Started by the New York Times Opinion section in 2011, Op-Docs is an award-winning series of short documentaries curated from works by both renowned and emerging filmmakers from around the world. A long-time partner with IFC Center, Op-Docs returns this fall to screen a group of acclaimed films from Iran, Japan, Mexico and the US, followed by a conversation with filmmakers.
A MOVE (26 min)
Director: Elahe Esmaili
Country: Iran
A filmmaker returns to her hometown, Mashhad, Iran, to help her parents move to a new apartment. Influenced by the Women, Life, Freedom protest movement, she politely refuses to wear a hijab to a family gathering. “A Move” brings us inside an Iranian family navigating political change, religious tradition and familial expectations.

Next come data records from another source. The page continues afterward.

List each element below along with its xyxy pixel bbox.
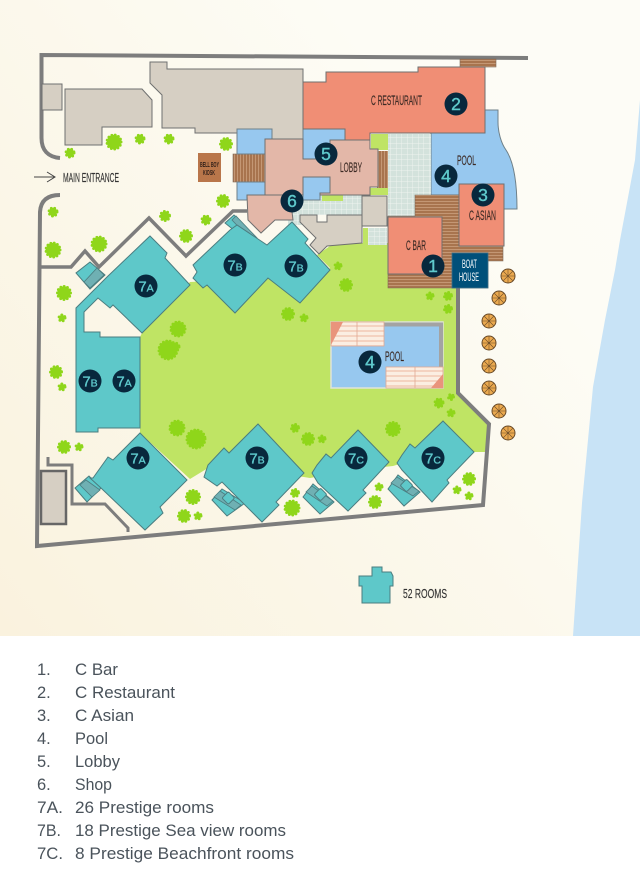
bell boy kiosk: BELL BOY bbox=[200, 160, 219, 169]
marker 7B north left bbox=[224, 254, 246, 276]
legend: C Restaurant bbox=[75, 684, 175, 702]
C Restaurant bbox=[303, 67, 485, 140]
legend: 7C. bbox=[37, 845, 63, 863]
marker 1 bbox=[422, 254, 444, 278]
top deck bbox=[460, 59, 496, 67]
marker 2: 2 bbox=[451, 94, 461, 114]
marker 7B west: 7B bbox=[82, 374, 98, 390]
timber decks bbox=[233, 151, 503, 288]
rooms 7A and 7B west wing bbox=[76, 236, 190, 432]
grey building near shop bbox=[300, 196, 387, 254]
legend: 4. bbox=[37, 730, 51, 748]
lobby building: LOBBY bbox=[340, 160, 362, 175]
marker 7B south bbox=[246, 446, 268, 470]
legend bbox=[37, 661, 294, 863]
legend: 6. bbox=[37, 776, 51, 794]
beach umbrellas bbox=[482, 269, 515, 440]
boat house bbox=[452, 253, 488, 288]
trees bbox=[46, 135, 474, 522]
legend: 18 Prestige Sea view rooms bbox=[75, 822, 286, 840]
location markers bbox=[78, 92, 494, 470]
C Asian bbox=[459, 184, 504, 246]
boat house: HOUSE bbox=[459, 270, 479, 284]
marker 7A south bbox=[126, 446, 150, 470]
bell boy kiosk: KIOSK bbox=[203, 168, 215, 177]
tiled walkways bbox=[288, 134, 431, 245]
marker 4 lower: 4 bbox=[365, 352, 375, 372]
rooms 7A south bbox=[75, 433, 187, 530]
room count key: 52 ROOMS bbox=[403, 586, 447, 601]
marker 5 bbox=[314, 142, 338, 166]
marker 7A west bbox=[112, 370, 136, 392]
grey service buildings bbox=[41, 62, 303, 524]
legend: C Asian bbox=[75, 707, 134, 725]
rooms 7B south bbox=[204, 424, 304, 522]
asian label: C ASIAN bbox=[469, 208, 496, 223]
legend: C Bar bbox=[75, 661, 119, 679]
lobby water features bbox=[237, 129, 345, 200]
marker 7B south: 7B bbox=[249, 450, 265, 468]
marker 4 upper bbox=[434, 164, 458, 188]
legend: 1. bbox=[37, 661, 51, 679]
lawn bbox=[140, 243, 489, 479]
green patches bbox=[322, 134, 388, 245]
marker 7B north right: 7B bbox=[288, 258, 304, 276]
marker 6 bbox=[280, 190, 304, 212]
legend: 7A. bbox=[37, 799, 63, 817]
pool label: POOL bbox=[457, 153, 476, 168]
upper pool bbox=[431, 110, 517, 209]
marker 7B north right bbox=[284, 254, 308, 278]
legend: Shop bbox=[75, 776, 112, 794]
marker 7A north bbox=[134, 274, 158, 298]
main entrance arrow and label bbox=[34, 171, 119, 185]
marker 7C centre bbox=[344, 446, 368, 470]
C Bar bbox=[388, 217, 442, 274]
C Bar: C BAR bbox=[406, 238, 426, 253]
marker 7C east: 7C bbox=[425, 450, 441, 468]
marker 7C centre: 7C bbox=[348, 450, 364, 468]
shop building bbox=[247, 195, 293, 233]
marker 4 lower bbox=[358, 350, 382, 374]
marker 7A south: 7A bbox=[130, 450, 146, 468]
marker 7C east bbox=[422, 446, 444, 470]
marker 7B north left: 7B bbox=[227, 258, 243, 274]
marker 1: 1 bbox=[428, 256, 438, 276]
marker 7B west bbox=[78, 370, 102, 392]
marker 3 bbox=[472, 184, 494, 206]
C Restaurant: C RESTAURANT bbox=[371, 93, 422, 108]
rooms 7C centre bbox=[303, 430, 389, 514]
marker 7A north: 7A bbox=[138, 278, 154, 296]
lower pool bbox=[331, 322, 443, 388]
rooms 7B north bbox=[193, 215, 330, 313]
marker 6: 6 bbox=[287, 191, 297, 211]
lobby building bbox=[265, 139, 378, 195]
lower pool label: POOL bbox=[385, 349, 404, 364]
legend: 2. bbox=[37, 684, 51, 702]
marker 4 upper: 4 bbox=[441, 166, 451, 186]
legend: Lobby bbox=[75, 753, 121, 771]
map background bbox=[0, 0, 640, 636]
rooms 7C east bbox=[388, 421, 474, 506]
marker 7A west: 7A bbox=[116, 374, 132, 390]
legend: 5. bbox=[37, 753, 51, 771]
legend: 3. bbox=[37, 707, 51, 725]
legend: Pool bbox=[75, 730, 108, 748]
legend: 7B. bbox=[37, 822, 61, 840]
room count key bbox=[359, 567, 447, 603]
legend: 8 Prestige Beachfront rooms bbox=[75, 845, 294, 863]
marker 5: 5 bbox=[321, 144, 331, 164]
legend: 26 Prestige rooms bbox=[75, 799, 214, 817]
boat house: BOAT bbox=[462, 257, 477, 271]
sea bbox=[573, 100, 640, 636]
marker 2 bbox=[444, 92, 468, 116]
main entrance arrow and label: MAIN ENTRANCE bbox=[63, 171, 119, 185]
boundary walls bbox=[37, 55, 528, 546]
bell boy kiosk bbox=[198, 153, 221, 182]
marker 3: 3 bbox=[478, 185, 488, 205]
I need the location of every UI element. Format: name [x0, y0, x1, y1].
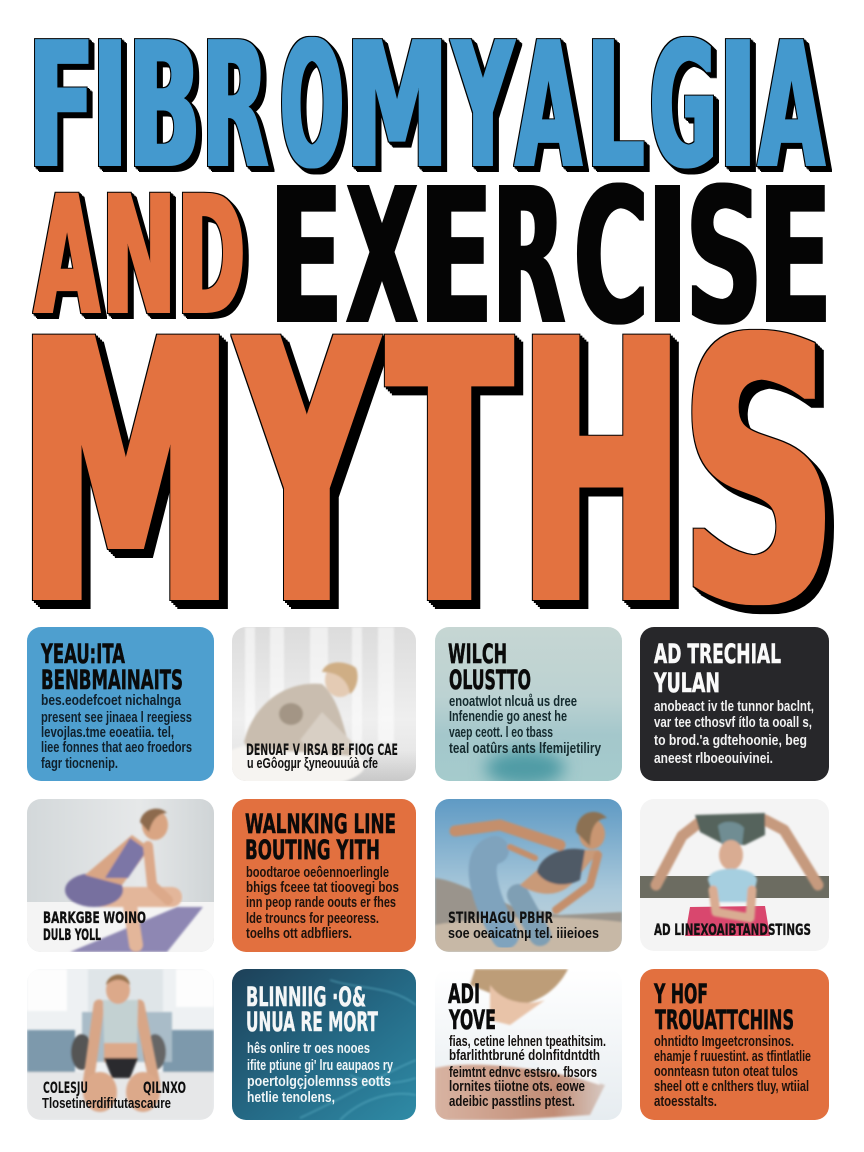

CHRISTMAS, EVERY DAY (14 min)
Director: Faye Tsakas
Country: USA
CHRISTMAS, EVERY DAY offers a slice-of-life view of preteen influencers Peyton and Lyla Wesson, ages 11 and 12, as they perform for their online fans under their mother’s watchful guidance. As Peyton and Lyla shift between performance and reality, rural life is juxtaposed with the patina of the virtual world, and ideas of female confidence, self-presentation as empowerment and self-branding come to the fore.
MAS Y MAS Y MAS FLORES (24 min)
Director: César Martínez Barba
Country: USA/Mexico
The cempasúchil flower, used during the Day of the Dead to guide spirits back home, travels throughout Mexico City and encounters people who have lost a loved one to the pandemic.
INSTRUMENTS OF A BEATING HEART (23 min)
Director: Ema Ryan Yamazaki
Country: Japan
First graders in a Tokyo public elementary school are presented with a challenge for the final semester: to form an orchestra and perform “Ode to Joy” at a school ceremony. Their journey reveals the Japanese educational system’s tenuous balance between self-sacrifice and personal growth as it teaches the next generation to become part of society.